So Christmas looms large once more, and while it’s undoubtedly a time for receiving as a kid, I would hope that is much more about giving for every adult, especially those with kids. When does that transition from eager beneficiary to thoughtful benefactor take place? I couldn’t pin down the precise date, but for me it was long before I had kids of my own. Yet how exciting those Christmas Days of childhood were, when we could barely sleep with excitement, yet still be wide awake by four or five o’clock to rifle through our stockings – or pillowcases as they latterly became – and occasionally even start on our main ‘under the tree’ presents long before our parents stirred, much to their disappointment.

As a father of two I can now fully comprehend the parental disappointment of being denied the spectacle of overexcited faces frenziedly ripping into paper. Some 40 years on, the unwrapping of my most memorable presents lives on vividly in the mind. It seems unfathomable now, but the year my elder brother and I got our first calculators was one such moment – his a Casio, mine a Texet. We ‘played’ with them for hours, for it was far more about what words we could spell out by flipping the LED display over than what complex mathematical equations we would now be able to solve.

The year of the motor-racing board games was another classic. At the time, our local newsagent would stock a few games in the run-up to Christmas, and this particular year, perched high above the counter from November onwards, was an exciting-looking game called Monaco Grand Prix from Tri-Ang. My brother and I were both into F1 in a big way, and I set my heart on this game, stealing a longing glance at it every morning when I turned up for my paper round. Then, one day, it was gone. Someone had bought it, and I was utterly crestfallen… until Christmas morning, that is, when I ripped off the paper to reveal the very game I so desired. It was my own father who had bought it. My brother got Waddingtons Formula 1 the same year, and we both still have those board games 40 years on.

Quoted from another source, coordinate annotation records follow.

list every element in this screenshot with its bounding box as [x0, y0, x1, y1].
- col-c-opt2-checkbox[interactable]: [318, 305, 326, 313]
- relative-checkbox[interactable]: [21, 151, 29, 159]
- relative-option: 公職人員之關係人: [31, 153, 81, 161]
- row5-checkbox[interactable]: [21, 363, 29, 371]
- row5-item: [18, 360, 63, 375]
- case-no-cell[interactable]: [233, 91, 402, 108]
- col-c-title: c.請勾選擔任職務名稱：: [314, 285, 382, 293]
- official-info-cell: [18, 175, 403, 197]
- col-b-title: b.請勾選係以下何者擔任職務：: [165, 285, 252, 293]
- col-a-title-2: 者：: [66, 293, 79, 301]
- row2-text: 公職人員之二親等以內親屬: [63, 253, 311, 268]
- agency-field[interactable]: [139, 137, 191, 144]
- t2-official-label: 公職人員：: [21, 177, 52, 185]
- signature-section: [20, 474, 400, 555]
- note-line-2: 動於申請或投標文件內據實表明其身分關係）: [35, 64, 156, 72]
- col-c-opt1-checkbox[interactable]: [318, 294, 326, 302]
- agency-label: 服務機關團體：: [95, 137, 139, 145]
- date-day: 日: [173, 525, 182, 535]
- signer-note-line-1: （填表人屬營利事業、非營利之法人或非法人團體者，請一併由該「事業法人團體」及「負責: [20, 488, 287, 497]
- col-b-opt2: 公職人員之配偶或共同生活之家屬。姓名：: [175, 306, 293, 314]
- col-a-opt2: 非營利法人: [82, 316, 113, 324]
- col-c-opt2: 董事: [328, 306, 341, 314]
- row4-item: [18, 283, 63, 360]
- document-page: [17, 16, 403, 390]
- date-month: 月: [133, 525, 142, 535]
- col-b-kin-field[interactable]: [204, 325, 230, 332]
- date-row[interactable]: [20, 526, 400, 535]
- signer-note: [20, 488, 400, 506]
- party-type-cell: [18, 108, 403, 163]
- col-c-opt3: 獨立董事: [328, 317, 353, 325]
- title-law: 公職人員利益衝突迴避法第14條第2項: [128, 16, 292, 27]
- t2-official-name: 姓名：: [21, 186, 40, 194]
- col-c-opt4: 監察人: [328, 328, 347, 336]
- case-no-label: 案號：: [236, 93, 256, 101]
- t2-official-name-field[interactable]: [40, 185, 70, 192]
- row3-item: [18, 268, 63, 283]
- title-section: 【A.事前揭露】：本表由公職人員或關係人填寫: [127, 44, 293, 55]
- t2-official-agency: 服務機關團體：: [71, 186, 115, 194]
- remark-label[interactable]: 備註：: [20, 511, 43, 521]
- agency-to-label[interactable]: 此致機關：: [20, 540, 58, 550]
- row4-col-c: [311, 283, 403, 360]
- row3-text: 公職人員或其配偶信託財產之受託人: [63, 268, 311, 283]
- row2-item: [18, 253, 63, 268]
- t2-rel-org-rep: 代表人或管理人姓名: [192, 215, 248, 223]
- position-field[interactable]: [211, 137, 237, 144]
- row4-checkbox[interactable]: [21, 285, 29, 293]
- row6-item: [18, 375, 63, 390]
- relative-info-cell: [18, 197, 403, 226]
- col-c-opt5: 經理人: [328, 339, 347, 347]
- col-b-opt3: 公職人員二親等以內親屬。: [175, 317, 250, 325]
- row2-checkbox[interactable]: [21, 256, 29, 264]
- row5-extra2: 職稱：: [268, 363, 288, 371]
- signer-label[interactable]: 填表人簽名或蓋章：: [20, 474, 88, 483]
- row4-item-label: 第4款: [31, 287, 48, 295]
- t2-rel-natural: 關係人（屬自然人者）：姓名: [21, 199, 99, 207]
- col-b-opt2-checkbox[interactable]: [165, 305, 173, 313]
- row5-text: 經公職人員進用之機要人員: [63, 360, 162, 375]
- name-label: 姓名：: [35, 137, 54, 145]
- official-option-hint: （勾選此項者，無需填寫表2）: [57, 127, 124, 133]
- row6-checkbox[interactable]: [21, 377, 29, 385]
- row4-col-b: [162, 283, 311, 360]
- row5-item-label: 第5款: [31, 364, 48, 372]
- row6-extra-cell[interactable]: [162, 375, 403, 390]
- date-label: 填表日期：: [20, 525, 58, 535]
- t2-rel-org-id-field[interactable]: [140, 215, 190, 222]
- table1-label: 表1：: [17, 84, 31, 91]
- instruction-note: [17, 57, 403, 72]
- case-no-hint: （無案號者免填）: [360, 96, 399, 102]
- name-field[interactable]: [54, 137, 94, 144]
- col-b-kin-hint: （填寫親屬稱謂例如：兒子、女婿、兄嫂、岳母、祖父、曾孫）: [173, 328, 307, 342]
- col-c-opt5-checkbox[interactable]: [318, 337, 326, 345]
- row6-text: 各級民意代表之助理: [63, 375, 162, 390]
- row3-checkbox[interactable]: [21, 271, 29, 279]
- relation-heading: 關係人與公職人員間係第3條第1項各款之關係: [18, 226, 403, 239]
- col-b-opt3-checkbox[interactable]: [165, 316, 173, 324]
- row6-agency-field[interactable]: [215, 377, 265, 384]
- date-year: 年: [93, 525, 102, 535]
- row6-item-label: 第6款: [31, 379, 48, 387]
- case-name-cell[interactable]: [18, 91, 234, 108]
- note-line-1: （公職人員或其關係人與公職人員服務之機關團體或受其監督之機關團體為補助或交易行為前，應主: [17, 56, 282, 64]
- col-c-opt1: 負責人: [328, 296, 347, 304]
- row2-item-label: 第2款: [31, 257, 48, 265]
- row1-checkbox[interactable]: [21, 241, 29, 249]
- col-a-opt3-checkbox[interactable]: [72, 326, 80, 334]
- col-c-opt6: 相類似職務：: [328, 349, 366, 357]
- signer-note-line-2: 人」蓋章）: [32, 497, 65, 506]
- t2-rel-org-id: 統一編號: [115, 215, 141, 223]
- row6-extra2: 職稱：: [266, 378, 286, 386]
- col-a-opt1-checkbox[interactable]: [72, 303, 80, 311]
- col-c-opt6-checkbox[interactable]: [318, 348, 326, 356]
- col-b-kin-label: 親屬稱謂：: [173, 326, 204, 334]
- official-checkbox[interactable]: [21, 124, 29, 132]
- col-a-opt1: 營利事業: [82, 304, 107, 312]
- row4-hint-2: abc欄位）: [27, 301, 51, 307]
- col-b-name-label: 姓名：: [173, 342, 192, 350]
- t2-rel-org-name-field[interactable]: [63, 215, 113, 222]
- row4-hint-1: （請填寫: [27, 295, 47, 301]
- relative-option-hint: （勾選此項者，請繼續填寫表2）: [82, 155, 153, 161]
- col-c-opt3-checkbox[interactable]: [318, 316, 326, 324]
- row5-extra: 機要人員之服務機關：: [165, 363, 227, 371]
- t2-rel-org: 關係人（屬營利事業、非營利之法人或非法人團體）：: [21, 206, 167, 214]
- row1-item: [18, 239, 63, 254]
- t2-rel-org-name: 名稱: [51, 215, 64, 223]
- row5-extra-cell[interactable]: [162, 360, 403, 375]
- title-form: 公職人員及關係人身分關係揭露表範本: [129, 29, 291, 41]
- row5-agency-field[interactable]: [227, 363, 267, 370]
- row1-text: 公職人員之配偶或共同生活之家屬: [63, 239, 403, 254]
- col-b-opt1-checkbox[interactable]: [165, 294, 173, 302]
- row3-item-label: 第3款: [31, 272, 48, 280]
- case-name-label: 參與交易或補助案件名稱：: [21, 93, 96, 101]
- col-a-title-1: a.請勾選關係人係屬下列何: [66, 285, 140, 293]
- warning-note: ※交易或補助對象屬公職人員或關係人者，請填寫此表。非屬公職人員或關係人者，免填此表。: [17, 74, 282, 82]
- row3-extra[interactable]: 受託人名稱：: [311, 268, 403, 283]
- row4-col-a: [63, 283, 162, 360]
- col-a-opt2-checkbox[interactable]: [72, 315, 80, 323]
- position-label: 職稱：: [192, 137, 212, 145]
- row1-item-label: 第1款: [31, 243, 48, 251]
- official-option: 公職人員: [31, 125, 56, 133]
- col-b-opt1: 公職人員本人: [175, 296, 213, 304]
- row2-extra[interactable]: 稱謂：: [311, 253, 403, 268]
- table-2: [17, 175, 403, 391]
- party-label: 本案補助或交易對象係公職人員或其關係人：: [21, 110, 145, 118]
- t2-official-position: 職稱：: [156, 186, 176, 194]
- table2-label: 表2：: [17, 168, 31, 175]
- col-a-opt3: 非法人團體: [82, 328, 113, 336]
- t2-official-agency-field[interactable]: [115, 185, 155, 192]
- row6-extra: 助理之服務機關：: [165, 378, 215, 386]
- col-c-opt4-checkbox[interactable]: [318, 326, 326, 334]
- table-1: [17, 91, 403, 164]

Perhaps most memorable of all, though, was the Christmas morning we both got our first watches – a real rite of passage for any young lad growing up. No longer would we have to rely on our parents or the front room clock to tell the time. A simple flip of the wrist – whichever way round we chose to wear our treasured timepieces – and there it was. I’m going to be honest and admit that, on this occasion, I have no recollection at all of the watch my brother received, for I was so obsessed with mine that I simply didn’t notice his.

Mine was a Timex with a silver-coloured metal strap, a distinctive orangey-red face and a rotating bezel. Best of all, of course, were the luminous hands and digits, which I spent many a fascinated hour staring at when I was supposed to be going to sleep. Many watches down the line, I have no idea what happened to it, but I was reminded of it again recently when browsing the latest Etiqus range at the London Golf Show in November, for there among the eye-catching newcomers in the Sport Tour Collection was a watch bearing visual similarities, at least, with that beloved Timex of old – the new Iberian Orange model.

I wasn’t into golf as kid, but as the game became a passion in my early 20s, it became a real Godsend for family members and others desperately trying to think of something to give me. With a golfer in the family, the present opportunities are almost limitless whatever your budget, from packets of tees through to clubs, power trolleys and now even watches thanks to Etiqus.

One of the key things with any successful Christmas gift is how quickly it can be put to use, and going back a few years I can remember many Christmases when anything golf-related in the stocking or under the tree would be put to good use by Boxing Day at the very latest, and occasionally before.

Golf in the summer may be the preferred, or indeed only, modus operandi for some golfers, but for me, there has always been something about taking to the links on a crisp winter’s day with the frost on the ground and your own breath spiraling visibly up into the atmosphere. Yes, the true golfer battles on year-round, and I’m sure I wouldn’t have been alone in putting those golfing Christmas presents of old to good use as soon as humanly possible. Pity the poor souls fortunate enough to receive a new power trolley, who then face the frustration of not being able to put their new pride and joy to the test until the winter trolley ban has been lifted!

Thankfully – if that’s the right sentiment - I was never among them, and I have to confess that now, thanks to my work in the golf industry for the last 20+ years, golfing items for Christmas have become a strict no-no as I’m fortunate enough to have all the golfing gear I could ever ask for, and ongoing access at very favourable rates! So for the last few years, “absolutely nothing golfy” has been a much-repeated mantra when the family asks for my Christmas list.

Not this year though. I’m having to make a rare exception to the rule, for one particular item has forced me to relent, albeit perhaps somewhat optimistically. As I was browsing the latest Etiqus Sport Tour Collection at the London Golf Show, it wasn’t only the Iberian Orange model that caught my eye, but also the striking new European Blue and Georgia Green models. It was the European Blue I took a real shine too, and although I’m fortunate enough to already own one Etiqus watch, a second would surely look better with certain outfits, wouldn’t it?

Self-indulgent? Perhaps, but if my wife is reading this, well, you’re always complaining about not knowing what to get me, so this year I’ve found the perfect answer. I may even allow a small increase in the family Christmas budget in such exceptional circumstances!